Intel has quietly added two new processors to its lineup, and they come with a twist. The Core 7 230H and Core 5 205H are both Raptor Lake chips officially released in 2026, carrying the Core 200-series naming that would normally suggest Arrow Lake. The missing "Ultra" tag gives it away, though. These are 13th/14th-gen Raptor Lake parts in disguise, and Intel has confirmed it directly in its own spec listings.
The Core 7 230H is a 10-core part built around a 6P+4E configuration with 16 threads. It boosts up to 5.2 GHz, packs 24 MB of L3 cache, and operates within a 45W base and 115W max turbo power envelope. That puts it squarely in the same territory as the Core 7 240H in terms of clocks and cache, though there is one notable difference.

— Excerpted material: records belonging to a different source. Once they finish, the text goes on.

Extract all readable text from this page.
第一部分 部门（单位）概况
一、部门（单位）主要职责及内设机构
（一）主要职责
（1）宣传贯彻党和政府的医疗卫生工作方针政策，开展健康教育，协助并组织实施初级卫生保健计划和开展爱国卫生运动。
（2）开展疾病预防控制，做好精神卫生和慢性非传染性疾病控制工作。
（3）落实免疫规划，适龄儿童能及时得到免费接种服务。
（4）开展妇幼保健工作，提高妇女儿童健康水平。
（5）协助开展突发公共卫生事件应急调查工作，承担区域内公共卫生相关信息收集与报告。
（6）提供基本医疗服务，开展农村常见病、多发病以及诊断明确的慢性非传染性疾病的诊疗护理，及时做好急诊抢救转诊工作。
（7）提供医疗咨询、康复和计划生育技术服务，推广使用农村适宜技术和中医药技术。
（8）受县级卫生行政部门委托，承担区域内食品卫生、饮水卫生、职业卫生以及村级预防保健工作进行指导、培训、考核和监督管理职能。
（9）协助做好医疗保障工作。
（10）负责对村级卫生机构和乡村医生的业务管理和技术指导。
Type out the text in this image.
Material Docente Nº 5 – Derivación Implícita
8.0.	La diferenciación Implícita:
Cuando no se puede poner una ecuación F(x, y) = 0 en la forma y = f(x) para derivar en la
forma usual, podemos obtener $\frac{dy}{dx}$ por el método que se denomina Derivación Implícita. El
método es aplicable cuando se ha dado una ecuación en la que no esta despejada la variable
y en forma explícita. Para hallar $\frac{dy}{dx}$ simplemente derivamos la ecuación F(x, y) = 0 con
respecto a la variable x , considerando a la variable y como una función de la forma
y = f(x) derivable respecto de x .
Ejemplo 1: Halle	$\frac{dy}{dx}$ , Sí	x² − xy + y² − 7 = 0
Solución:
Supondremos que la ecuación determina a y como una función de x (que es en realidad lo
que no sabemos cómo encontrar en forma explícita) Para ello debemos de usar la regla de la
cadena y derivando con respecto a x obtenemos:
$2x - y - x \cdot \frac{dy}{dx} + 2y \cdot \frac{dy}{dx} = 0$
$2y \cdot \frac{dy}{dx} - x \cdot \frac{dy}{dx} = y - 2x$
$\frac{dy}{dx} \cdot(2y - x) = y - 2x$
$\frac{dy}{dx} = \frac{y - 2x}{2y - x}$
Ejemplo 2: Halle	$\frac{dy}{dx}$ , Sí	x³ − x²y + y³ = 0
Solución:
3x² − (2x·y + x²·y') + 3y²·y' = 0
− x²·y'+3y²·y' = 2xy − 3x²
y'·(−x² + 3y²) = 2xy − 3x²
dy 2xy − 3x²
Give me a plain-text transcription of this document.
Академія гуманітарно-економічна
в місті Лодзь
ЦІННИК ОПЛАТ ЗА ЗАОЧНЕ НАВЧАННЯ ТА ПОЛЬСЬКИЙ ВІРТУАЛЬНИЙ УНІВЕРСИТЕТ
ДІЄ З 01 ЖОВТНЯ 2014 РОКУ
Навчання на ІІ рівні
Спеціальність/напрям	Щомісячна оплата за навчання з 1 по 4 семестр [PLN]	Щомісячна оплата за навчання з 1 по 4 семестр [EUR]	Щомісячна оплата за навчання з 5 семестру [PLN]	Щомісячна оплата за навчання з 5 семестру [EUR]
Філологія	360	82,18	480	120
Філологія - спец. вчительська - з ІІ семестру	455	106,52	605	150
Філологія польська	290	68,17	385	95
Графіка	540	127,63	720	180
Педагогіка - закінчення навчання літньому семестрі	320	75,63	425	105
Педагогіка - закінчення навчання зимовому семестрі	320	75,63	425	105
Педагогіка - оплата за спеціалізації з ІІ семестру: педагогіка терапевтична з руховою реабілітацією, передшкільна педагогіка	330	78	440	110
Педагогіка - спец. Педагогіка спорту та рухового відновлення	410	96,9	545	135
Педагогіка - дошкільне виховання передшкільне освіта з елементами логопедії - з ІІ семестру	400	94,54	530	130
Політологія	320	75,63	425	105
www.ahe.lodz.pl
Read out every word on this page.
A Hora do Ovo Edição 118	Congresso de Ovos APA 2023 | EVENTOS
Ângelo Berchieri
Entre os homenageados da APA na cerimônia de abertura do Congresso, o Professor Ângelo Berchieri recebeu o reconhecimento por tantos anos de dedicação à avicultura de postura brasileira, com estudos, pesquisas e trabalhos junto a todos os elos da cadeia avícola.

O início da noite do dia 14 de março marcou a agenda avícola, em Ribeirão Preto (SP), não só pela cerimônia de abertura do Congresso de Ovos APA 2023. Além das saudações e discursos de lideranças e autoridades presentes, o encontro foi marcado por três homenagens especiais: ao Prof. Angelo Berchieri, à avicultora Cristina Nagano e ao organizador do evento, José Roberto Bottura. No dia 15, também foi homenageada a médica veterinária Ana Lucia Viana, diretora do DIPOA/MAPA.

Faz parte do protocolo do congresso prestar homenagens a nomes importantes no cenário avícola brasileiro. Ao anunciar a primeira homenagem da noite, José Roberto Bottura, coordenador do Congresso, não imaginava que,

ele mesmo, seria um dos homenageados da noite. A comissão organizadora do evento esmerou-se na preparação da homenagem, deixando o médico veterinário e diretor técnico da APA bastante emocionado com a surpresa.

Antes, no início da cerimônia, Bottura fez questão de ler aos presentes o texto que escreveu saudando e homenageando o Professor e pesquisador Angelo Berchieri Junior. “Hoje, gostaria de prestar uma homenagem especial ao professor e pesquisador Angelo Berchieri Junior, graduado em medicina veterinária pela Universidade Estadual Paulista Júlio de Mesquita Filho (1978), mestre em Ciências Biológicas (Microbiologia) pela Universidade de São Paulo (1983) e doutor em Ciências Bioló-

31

The 230H appears to top out at DDR5-5200 speeds, whereas the 240H can handle up to DDR5-6400. Whether that is a deliberate downgrade or a spec page error is not officially known.

The Core 5 205H is an 8-core chip with a 4P+4E layout, 12 threads, a 4.8 GHz boost clock, and 12 MB of L3 cache. It shares the same 45-115W TDP range as its bigger sibling. Both chips have one notable limitation: integrated graphics are fully disabled on both processors. That makes them purely for systems paired with a discrete GPU.

This is likely Intel offloading silicon with defective or yield-failed iGPUs rather than letting those dies go to waste. We have previously covered a report about Intel repurposing scrap dies to increase yield for this exact purpose. Disabling the graphics block and rebranding for a specific market segment are cost-efficient ways to extract more value from an existing production pipeline.
The primary home for these chips, at least so far, appears to be the MoDT (Mobile on Desktop) form factor. We previously covered that Chinese board manufacturer MaxSun has already launched two Micro-ATX boards around them, the MS-MoDT 230H D4 WIFI and the MS-MoDT 205H D4 WIFI, targeting SFF systems, workstations, and edge computing deployments.

The context here matters, though. Intel's arrival with an older architecture and no iGPU puts these chips at a disadvantage in the broader market. They make sense for builders who need raw CPU performance in a compact form factor and already have a GPU in mind, but they are a tough sell for anyone looking at general-purpose small-form-factor builds.
Intel has made no announcement about standalone retail availability, as these chips were quietly made official when they appeared on Intel ARK. For now, this silicon just appears to be filling a fairly narrow niche.